C. Negligence/Strict Liability - if have personal injury . May get punitives and usually means big $

D. Environmental Statutes:

1. NPDES (National Pollution Discharge Emissions Standards) under the CWA requires a permit to discharge from a point source pipe.

2. CERCLA - permits government to go in and clean up and bill the responsible party. Past and present owners, operators, generators, and transporters. Petroleum excluded, but hazardous drilling mud probably covered.

3. OPA (Oil Pollution Act) - applies to oil spills.

4. Technology forcing statutes - sought to force corrections by a deadline which is said to force the development of technology. Doesn’t necessarily work this way.

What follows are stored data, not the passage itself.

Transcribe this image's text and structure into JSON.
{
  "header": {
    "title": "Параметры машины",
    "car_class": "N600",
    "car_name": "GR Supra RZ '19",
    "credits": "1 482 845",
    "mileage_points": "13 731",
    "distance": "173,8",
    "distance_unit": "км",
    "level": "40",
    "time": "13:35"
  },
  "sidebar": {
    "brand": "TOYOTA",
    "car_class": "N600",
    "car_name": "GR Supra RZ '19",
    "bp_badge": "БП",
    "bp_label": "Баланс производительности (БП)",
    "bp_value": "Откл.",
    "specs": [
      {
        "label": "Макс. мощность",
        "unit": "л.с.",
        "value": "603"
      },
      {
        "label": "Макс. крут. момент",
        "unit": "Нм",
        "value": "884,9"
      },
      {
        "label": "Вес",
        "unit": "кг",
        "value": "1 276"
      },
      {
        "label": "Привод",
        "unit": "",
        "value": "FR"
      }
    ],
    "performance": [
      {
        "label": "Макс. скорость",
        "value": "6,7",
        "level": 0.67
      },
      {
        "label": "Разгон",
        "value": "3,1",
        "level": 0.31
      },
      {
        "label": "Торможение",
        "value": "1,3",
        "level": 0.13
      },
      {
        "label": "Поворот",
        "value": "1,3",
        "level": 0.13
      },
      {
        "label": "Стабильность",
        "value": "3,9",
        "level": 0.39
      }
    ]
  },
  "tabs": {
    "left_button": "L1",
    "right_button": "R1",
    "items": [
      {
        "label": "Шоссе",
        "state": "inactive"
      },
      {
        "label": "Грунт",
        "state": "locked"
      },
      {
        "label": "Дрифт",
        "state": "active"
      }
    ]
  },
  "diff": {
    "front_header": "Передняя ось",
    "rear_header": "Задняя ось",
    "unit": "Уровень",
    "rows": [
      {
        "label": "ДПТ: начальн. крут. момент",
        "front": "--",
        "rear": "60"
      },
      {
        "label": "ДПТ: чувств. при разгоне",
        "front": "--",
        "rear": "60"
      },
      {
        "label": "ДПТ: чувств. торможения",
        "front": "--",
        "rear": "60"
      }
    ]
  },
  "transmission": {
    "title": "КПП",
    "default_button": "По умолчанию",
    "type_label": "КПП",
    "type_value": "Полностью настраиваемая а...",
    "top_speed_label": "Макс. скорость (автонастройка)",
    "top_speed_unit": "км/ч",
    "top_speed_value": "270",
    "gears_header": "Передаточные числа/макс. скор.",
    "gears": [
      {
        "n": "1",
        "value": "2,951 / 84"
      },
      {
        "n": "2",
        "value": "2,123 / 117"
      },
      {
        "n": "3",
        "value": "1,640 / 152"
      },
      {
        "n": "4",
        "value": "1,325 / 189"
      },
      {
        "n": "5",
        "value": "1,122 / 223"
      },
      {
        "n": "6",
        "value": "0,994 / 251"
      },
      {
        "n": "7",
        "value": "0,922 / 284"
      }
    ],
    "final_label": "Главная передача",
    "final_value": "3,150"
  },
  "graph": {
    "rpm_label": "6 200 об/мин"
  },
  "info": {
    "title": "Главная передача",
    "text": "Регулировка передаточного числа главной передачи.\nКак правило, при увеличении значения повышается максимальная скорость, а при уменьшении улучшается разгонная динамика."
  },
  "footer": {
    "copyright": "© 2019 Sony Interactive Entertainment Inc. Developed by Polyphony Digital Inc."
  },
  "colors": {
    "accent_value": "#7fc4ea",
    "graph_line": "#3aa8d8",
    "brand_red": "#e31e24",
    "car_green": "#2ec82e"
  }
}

E. Three basic thrusts of environmental statutes:

1. to preserve something - preserve wetlands or endangered species

2. to control operations for the purpose of reducing or eliminating pollution - Ex. pollution monitoring systems

3. to cause clean up of pollution which has already occurred - applies mostly to cleaning up soil.

XVI. White Oil Controversy

A. Gas rights in lease or field were owned by someone other than the party owning the oil.

B. Certain types of distillate gas in reservoir, but oil or liquid with atmospheric pressure and temperature.

C. Sometimes gas can be refrigerated and turned to oil.

D. Conservation Statutes:

1. Is an oil well if produces one barrel of oil for each 100 mcf and you get an oil allowable. Gas is produced freely without limitation.

2. Is a gas well if produces less than one barrel of oil for each 100 mcf and gets gas allowable. Whatever liquid is produced freely.

E. In this case, some folks refrigerated the gas and turned it to oil claiming an oil allowable saying ownership determined by type of well classified as for conservation purposes.

1. For ownership purposes, don’t look to conservation, look to see if produced from oil straight (produces more oil) or gas straight (produces more gas).